Die Energieausfuhren aus der Region auf dem Seeweg sind aufgrund der faktischen Schließung der Straße von Hormus nur mehr ein Rinnsal. Daher sind die Kraftstoffpreise für alle Verkehrsträger stark gestiegen, was sich sowohl auf die Wettbewerbsfähigkeit der Unternehmen als auch auf die Erschwinglichkeit der Verkehrsdienste in und außerhalb der Union auswirkt.
Trotz dieser Folgen sind die Reisemöglichkeiten sowohl innerhalb der EU als auch in die EU weitgehend unbeeinträchtigt. Die Lage ist zurzeit insgesamt stabil, ohne dass es konkrete Anzeichen für einen Kraftstoffmangel gibt. Sollte der Konflikt aber andauern, könnte es zu Störungen in der Versorgung kommen, insbesondere bei Flugturbinenkraftstoff. Auch Reisende könnten von Störungen betroffen sein, etwa in Form von Verspätungen, Annullierungen, längeren Reisezeiten und höheren Preisen.
Zurzeit sind die Gesamtauswirkungen des Nahostkonflikts auf den Tourismus zwar nach wie vor begrenzt, aber die Kommission verfolgt in Zusammenarbeit mit den Mitgliedstaaten und den Interessenträgern die Entwicklung der Lage aufmerksam.
Was die Verkehrsunternehmen angeht, so ist die offensichtlichste Folge des Nahostkonflikts der Anstieg der Kraftstoffkosten, der den Straßen-, Schienen-, See- und Luftverkehr gleichermaßen belastet.
Mit den vorliegenden Leitlinien sollen sowohl für die Fluggäste und Reisenden als auch für die Verkehrsunternehmen die in den EU-Vorschriften verankerten Möglichkeiten des Schutzes erläutert werden. Außerdem dienen sie der Information der Mitgliedstaaten und der Interessenträger über andere relevante EU-Vorschriften, mit denen Preiserhöhungen oder Situationen, die sich aus einer möglichen Knappheit von Flugturbinenkraftstoff ergeben, begegnet werden kann. Mit den vorliegenden Leitlinien wird eine harmonisierte und koordinierte Anwendung der einschlägigen EU-Vorschriften in allen Mitgliedstaaten gewährleistet, damit der Binnenmarkt reibungslos funktionieren kann. Zugleich leisten sie einen Beitrag dazu, wesentliche Konnektivität zu gewährleisten.

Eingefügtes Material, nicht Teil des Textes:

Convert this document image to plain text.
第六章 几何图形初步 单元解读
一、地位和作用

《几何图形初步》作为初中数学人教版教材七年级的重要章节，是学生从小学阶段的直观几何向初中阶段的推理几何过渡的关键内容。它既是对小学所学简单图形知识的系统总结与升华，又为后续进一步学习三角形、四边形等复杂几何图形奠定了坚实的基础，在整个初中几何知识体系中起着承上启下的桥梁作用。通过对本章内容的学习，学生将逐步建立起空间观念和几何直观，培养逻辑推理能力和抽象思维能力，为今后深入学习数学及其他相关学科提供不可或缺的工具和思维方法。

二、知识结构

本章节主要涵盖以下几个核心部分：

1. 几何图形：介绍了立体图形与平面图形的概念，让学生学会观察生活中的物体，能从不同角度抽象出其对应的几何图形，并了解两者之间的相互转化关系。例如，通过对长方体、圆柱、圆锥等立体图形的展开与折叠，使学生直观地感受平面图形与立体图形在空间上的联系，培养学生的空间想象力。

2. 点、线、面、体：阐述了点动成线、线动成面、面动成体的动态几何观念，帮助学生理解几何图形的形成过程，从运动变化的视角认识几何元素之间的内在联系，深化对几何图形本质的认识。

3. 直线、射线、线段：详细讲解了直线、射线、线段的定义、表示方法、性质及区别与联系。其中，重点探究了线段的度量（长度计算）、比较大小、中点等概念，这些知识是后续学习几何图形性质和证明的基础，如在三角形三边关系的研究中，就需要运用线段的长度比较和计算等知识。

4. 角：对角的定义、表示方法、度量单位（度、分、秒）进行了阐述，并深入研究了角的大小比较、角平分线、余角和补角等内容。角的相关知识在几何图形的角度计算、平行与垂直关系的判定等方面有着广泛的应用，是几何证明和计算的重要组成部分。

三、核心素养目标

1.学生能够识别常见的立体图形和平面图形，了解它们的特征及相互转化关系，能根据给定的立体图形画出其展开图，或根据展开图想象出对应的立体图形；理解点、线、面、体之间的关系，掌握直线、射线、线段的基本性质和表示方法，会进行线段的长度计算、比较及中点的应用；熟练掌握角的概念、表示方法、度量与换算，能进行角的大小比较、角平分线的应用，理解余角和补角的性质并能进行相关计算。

Die vorliegenden Leitlinien enthalten in Kapitel 2 Leitprinzipien für Tourismus und Rechte von Fluggästen und Reisenden sowie in Kapitel 3 Erläuterungen zum EU-Besitzstand im Verkehrsbereich, wobei der Schwerpunkt auf dem Luftverkehr liegt. Sie bauen auf der Mitteilung der Europäischen Kommission "AccelerateEU" 1 vom 22. April 2026 auf.
Gleichzeitig wird die Kommission gemeinsam mit den Mitgliedstaaten und den Interessenträgern die Entwicklung der Lage weiter aufmerksam beobachten.
2. Tourismus und Rechte von Fluggästen und Reisenden
Der Tourismussektor ist auf gute Verkehrsverbindungen angewiesen und daher von der gegenwärtigen Lage betroffen. Aus den zurzeit verfügbaren Daten geht hervor, dass die Auswirkungen auf den Tourismus nach wie vor begrenzt sind und die Nachfrage weitgehend stabil ist. Zudem gibt es erste Anzeichen für eine Neuausrichtung im Reiseverhalten, wobei ein Rückgang auf bestimmten Routen im Langstreckenverkehr sowie eine vergleichsweise stärkere Nachfrage nach innereuropäischen und Inlandsreisen festzustellen ist.
Im Interesse einer koordinierten Reaktion arbeitet die Kommission eng mit den Mitgliedstaaten und den Interessenträgern zusammen. Teil davon ist die Schaffung eines speziellen Krisenkoordinierungsnetzes für den Tourismus, mit dem der Informationsaustausch und die Krisenkoordinierung über Grenzen hinweg gestärkt werden und in dem die Mitgliedstaaten in Randlage besondere Aufmerksamkeit erhalten.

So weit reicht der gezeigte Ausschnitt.